25 years after the fall of the Berlin Wall, and 24 after unification, the German government has declared its intention of gaining a more active role in the world for Germany. To be more precise: those who have such an ambition are the Ministers of Foreign Affairs (Frank-Walter Steinmeier, a Social-Democrat) and Defence (Ursula von der Leyen, a Christian-Democrat), in addition to President Joachim Gauck, a leading point of reference. Steinmeier himself has launched a review of German foreign policy that, without being mould-breaking, is likely to reflect that greater ambition.
It is an ambition that comes up against a number of obstacles. First, the people do not buy it, unlike a few years ago when Germany’s citizens were at the forefront of demands for a more wide-ranging external action and it was the government that dragged its feet. According to a survey by the Körber Foundation, 60% of Germans believe that their country should continue to exercise restraint in the field of foreign policy, while 37% called for greater involvement. This is the exact opposite of the situation two decades ago.
Secondly, while business (and not just major enterprises) and even society are now globalised and think in global terms, the political and media debate has become more national-oriented, even parochial, and also far more focused on parliament.
Third, Europe (the EU) is a central framework for German politics but it is becoming too small, both as a market and in terms of support from a European Foreign and Security Policy that does not work. If in 2001 45% of Germany’s exports were directed at today’s Eurozone, by 2013 the figure had dropped to 36%. There is no fervent Europeanism in Germany. The euro is an anchor (although challenged by the Alliance for Germany, which has a significant capacity for muddying the waters) and the idea is to make it more secure, especially since a return to the Deutsche Mark could be very costly. But as of today the German ministers in the coalition government, with the possible exception of Schäuble, see it neither necessary nor desirable to embark on a reform of the treaties. It would appear that European policy is dictated more by the Constitutional Court in Karlsruhe than by either the government or parliament. Care should be exercised, because if Europe fails to wake up to the facts, Germany will slip out of its fingers under the pressure of global circumstances.
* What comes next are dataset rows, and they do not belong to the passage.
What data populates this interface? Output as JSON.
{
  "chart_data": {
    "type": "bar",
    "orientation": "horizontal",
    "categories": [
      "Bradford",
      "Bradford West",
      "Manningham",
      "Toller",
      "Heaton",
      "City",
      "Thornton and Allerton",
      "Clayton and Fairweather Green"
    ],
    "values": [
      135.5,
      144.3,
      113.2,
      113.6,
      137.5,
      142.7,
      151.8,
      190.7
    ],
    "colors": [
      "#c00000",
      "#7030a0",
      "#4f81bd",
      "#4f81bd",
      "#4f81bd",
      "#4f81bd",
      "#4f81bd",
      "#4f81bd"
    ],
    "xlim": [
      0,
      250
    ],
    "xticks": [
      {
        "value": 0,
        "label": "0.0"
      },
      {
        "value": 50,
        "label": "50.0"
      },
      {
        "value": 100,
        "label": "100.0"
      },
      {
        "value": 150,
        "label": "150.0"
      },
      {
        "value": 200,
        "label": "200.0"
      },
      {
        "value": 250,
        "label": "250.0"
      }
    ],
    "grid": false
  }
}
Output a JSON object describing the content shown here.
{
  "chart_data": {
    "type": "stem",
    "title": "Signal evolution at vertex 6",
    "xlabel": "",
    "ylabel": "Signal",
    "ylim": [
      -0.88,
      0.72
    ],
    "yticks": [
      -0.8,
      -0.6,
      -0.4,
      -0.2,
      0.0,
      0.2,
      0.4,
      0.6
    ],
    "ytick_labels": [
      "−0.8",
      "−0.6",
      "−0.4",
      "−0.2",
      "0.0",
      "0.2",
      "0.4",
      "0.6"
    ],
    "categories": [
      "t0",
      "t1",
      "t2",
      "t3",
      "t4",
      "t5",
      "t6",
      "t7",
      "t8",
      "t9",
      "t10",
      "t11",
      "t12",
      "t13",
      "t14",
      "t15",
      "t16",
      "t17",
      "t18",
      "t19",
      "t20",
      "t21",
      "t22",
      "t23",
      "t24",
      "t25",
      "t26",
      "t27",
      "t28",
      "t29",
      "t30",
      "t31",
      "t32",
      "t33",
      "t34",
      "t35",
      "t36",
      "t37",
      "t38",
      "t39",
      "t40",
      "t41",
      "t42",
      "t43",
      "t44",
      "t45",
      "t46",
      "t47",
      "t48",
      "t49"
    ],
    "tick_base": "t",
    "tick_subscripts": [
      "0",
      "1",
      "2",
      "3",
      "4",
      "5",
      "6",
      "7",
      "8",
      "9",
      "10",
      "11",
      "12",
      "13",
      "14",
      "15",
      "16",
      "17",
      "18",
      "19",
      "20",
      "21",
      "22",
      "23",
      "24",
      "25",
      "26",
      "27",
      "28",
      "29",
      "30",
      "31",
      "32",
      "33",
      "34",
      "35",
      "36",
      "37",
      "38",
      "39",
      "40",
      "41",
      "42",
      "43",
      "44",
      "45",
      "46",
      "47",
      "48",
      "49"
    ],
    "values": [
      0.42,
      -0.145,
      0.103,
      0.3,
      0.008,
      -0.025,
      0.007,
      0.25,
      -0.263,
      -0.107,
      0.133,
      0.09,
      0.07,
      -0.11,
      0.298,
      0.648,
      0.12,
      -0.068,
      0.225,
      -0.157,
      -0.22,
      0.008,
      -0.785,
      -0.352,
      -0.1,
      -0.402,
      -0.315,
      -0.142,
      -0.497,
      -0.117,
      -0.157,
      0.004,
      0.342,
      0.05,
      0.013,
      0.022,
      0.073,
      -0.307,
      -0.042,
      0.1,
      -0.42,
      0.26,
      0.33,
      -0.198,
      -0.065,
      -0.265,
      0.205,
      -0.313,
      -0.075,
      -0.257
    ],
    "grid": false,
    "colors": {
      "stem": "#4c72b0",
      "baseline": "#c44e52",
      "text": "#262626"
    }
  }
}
Nevertheless, Germany’s global ambitions require global partners. The relationship with China is mainly economic and trade-related (Germany accounts for 47% of EU exports to China), not political. Business is also looking further afield, towards India, Brazil and other markets. Berlin, following a long tradition, placed a lot of faith on Russia, even to the extent of hoping to change it through a closer relationship, although following the invasion of the Crimea and the war in the Ukraine it had to distance itself from Moscow, a cooling-off that may be a lasting one. Again, this runs counter to the German people who, following a long tradition, want good relations with Russia, including Putin in the package.
This leads to the fourth factor: relations with the US, ‘the most difficult for Germany’, according to a German official. The Snowden leaks regarding NSA spying –even on Chancellor Merkel’s cellphone– have cooled relations off markedly. Germany is seeking ‘technological sovereignty’ in the field of information and communication technologies (ICTs), and believes that its enterprises can provide it. To this should be added the cultural change in Germany since 1989. As a German analyst suggests, from 1949 to the present day, official culture was clearly pro-American. But this is not necessarily so for the younger generation, which has been brought up in a more autonomous framework. The Transatlantic Trade and Investment Agreement (TTIP), currently under negotiation between the EU and the US, is being questioned on the grounds that it might weaken consumer and investment protection. Parliamentary and media noise are hindering the improvement of relations with the US.
German foreign policy, according to a European observer, expresses itself more in terms of wills than realities. The reality is that Germany has a relationship with the US that is far more intense than with other Western countries. In fact, the Ministry of Foreign Affairs has just appointed a coordinator for US relations, a privilege previously only applied to France. For despite these problems, Germany needs its relations with the US for its global ambitions, and the proof is its promise to send weapons to Iraq to fight the Islamic State. 25 years after the Wall fell there is a new Germany, ready for more international responsibilities. ‘Responsibility’ is a buzzword in the German debate. Although, as President Gauck has said, ‘it is never easy to put into practice the principle of responsibility, not only in one’s life, but also in society, in an expanded European and global dimension’.